O Ministério da Saúde foi outro destino frequente da lobista. Das 17 visitas identificadas pelo levantamento, apenas uma apareceu em agenda oficial. Nessa ocasião, Roberta apresentou representantes da Duosystem a integrantes da Secretaria de Atenção Primária para demonstrar um sistema digital de gestão de leitos hospitalares destinado ao SUS.

As demais visitas ocorreram sem registro público. Entre elas, uma reunião realizada em março de 2024 contou com a presença de Antônio Carlos Camilo Antunes, conhecido como “Careca do INSS“. Segundo a investigação, o encontro tratou de interesses ligados à World Cannabis, empresa que pretendia comercializar medicamentos à base de canabidiol. A Polícia Federal apura se Lulinha atuou para favorecer esse projeto junto ao governo federal.

A investigação também analisa a relação comercial entre Roberta Luchsinger e o “Careca do INSS”. Conforme a PF, uma empresa da lobista recebeu R$ 1,5 milhão do empresário, atualmente preso. Os investigadores apuram se parte desses recursos teve Lulinha como beneficiário.

Em mensagens obtidas pela Polícia Federal, o “Careca do INSS” orienta um funcionário a efetuar um pagamento de R$ 300 mil a Roberta Luchsinger para “o filho do rapaz”, expressão que, segundo a corporação, pode ser uma referência a Lulinha.

Além dos ministérios, Roberta Luchsinger também esteve no Palácio do Planalto e no BNDES sem registro nas agendas oficiais. Em três oportunidades, ela visitou o Planalto acompanhada do empresário Sergio Roberto Bringel, CEO do Grupo Bringel, fornecedor do governo federal. As agendas não informam quais autoridades receberam os visitantes.

No BNDES, ela participou de uma reunião com executivos da Unigel para discutir um possível financiamento destinado à construção de uma fábrica de hidrogênio verde. O banco afirmou que o projeto não avançou e que nenhum investimento foi aprovado.

A defesa de Roberta Luchsinger afirmou que ela representa clientes perante órgãos públicos de forma regular e que reuniões com autoridades fazem parte de sua atividade profissional. Também negou qualquer sociedade ou negócio com Fernando Bittar.

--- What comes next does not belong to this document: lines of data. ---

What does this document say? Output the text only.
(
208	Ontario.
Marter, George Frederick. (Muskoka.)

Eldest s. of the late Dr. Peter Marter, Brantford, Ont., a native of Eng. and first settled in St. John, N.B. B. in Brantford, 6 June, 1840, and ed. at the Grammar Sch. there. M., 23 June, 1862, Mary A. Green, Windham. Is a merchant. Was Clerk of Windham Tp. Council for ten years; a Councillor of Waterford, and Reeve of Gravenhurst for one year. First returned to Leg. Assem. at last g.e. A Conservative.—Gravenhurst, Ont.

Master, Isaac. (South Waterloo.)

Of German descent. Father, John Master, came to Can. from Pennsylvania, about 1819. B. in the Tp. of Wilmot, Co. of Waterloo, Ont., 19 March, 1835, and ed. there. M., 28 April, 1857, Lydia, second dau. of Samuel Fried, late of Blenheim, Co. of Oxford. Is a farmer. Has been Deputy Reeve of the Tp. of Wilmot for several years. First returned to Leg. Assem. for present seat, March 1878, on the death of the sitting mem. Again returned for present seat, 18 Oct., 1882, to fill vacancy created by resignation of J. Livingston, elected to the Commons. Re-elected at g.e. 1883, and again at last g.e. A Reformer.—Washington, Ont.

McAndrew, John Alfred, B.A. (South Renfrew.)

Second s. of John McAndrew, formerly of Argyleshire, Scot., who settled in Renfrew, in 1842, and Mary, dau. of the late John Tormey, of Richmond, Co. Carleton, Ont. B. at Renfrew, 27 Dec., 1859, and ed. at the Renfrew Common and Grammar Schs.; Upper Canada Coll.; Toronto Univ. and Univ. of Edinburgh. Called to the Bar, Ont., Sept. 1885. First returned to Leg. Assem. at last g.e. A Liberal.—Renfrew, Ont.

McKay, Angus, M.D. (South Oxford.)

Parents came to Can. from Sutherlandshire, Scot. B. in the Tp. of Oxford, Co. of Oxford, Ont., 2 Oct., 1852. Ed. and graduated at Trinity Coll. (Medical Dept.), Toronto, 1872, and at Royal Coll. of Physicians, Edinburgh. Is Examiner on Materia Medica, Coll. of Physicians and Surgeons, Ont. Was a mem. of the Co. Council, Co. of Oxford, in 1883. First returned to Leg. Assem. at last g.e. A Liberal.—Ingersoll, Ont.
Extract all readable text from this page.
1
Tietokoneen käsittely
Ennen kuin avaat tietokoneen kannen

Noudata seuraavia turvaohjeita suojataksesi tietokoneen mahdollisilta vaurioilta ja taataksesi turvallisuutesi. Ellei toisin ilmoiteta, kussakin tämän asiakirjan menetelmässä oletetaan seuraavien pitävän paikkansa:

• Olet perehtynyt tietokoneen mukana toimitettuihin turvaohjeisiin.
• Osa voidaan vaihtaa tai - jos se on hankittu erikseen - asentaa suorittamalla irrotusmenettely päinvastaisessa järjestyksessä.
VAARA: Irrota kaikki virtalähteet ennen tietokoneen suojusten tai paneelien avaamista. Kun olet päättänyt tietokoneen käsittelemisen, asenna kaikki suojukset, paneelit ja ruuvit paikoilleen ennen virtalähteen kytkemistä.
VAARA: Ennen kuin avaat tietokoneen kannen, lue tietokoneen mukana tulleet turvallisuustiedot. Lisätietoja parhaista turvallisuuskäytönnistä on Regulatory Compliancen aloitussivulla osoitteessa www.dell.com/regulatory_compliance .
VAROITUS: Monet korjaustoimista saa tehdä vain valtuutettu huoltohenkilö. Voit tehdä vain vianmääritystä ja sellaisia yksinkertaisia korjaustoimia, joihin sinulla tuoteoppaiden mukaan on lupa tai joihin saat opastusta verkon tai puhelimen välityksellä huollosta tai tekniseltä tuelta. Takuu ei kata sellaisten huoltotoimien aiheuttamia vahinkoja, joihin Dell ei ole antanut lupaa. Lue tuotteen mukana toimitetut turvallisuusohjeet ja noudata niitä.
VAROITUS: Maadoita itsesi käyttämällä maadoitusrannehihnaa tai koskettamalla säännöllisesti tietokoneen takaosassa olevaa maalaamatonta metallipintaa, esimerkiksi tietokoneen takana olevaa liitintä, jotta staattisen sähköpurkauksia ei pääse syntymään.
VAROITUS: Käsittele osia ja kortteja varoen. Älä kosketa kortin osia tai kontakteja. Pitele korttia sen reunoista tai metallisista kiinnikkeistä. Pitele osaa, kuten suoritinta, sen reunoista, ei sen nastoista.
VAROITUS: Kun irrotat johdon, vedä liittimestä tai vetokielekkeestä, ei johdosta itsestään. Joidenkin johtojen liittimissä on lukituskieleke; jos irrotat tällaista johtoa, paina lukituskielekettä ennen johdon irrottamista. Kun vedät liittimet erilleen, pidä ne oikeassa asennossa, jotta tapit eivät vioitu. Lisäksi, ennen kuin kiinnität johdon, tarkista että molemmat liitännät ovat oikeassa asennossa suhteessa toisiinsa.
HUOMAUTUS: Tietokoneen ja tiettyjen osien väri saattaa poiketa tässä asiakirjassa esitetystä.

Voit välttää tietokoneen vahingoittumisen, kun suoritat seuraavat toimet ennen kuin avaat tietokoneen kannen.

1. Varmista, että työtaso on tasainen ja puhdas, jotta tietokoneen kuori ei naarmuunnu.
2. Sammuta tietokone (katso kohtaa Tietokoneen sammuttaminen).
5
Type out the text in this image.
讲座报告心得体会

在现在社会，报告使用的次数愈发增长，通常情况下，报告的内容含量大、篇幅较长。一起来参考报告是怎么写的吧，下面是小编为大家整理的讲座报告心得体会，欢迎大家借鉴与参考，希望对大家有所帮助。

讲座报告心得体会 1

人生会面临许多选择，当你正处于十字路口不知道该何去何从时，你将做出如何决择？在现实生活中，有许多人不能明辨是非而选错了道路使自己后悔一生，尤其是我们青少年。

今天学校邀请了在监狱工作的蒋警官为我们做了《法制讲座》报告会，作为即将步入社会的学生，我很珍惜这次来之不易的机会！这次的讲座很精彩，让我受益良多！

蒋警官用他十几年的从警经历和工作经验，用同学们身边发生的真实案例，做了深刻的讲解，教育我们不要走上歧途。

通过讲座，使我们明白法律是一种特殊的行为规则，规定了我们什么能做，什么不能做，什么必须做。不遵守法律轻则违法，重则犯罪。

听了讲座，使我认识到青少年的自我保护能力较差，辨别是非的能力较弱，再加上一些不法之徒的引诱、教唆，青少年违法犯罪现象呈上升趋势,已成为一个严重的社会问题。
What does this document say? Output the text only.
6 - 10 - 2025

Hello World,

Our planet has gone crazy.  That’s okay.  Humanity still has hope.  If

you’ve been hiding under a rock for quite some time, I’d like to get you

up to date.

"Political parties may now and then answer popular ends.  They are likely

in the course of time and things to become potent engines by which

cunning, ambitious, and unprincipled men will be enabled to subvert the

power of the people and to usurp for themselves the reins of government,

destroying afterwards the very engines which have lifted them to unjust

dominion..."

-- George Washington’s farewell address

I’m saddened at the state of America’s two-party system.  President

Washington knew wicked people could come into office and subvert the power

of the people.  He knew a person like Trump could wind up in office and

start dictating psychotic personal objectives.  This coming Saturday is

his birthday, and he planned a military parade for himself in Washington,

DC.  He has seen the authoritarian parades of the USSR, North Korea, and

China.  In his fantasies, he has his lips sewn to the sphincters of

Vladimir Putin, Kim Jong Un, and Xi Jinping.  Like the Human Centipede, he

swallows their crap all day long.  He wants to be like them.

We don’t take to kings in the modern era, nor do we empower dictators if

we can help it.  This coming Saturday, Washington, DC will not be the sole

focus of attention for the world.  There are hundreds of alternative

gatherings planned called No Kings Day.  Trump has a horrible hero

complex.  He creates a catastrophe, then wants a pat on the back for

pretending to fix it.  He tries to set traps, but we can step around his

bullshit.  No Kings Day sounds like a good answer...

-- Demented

A defesa de Lulinha declarou que o empresário não recebeu pagamentos relacionados a negócios de empresas com o governo federal.

Em nota, a Secretaria de Comunicação da Presidência informou que as reuniões realizadas no Palácio do Planalto “não produziram qualquer desdobramento administrativo, contratual ou regulatório”. O Ministério da Saúde afirmou que não houve efeitos contratuais decorrentes dos encontros. Já o Ministério do Desenvolvimento Social declarou que nenhuma reunião resultou em ato administrativo e informou que Wellington Dias mantém com Roberta Luchsinger “relação de amizade de longa data”.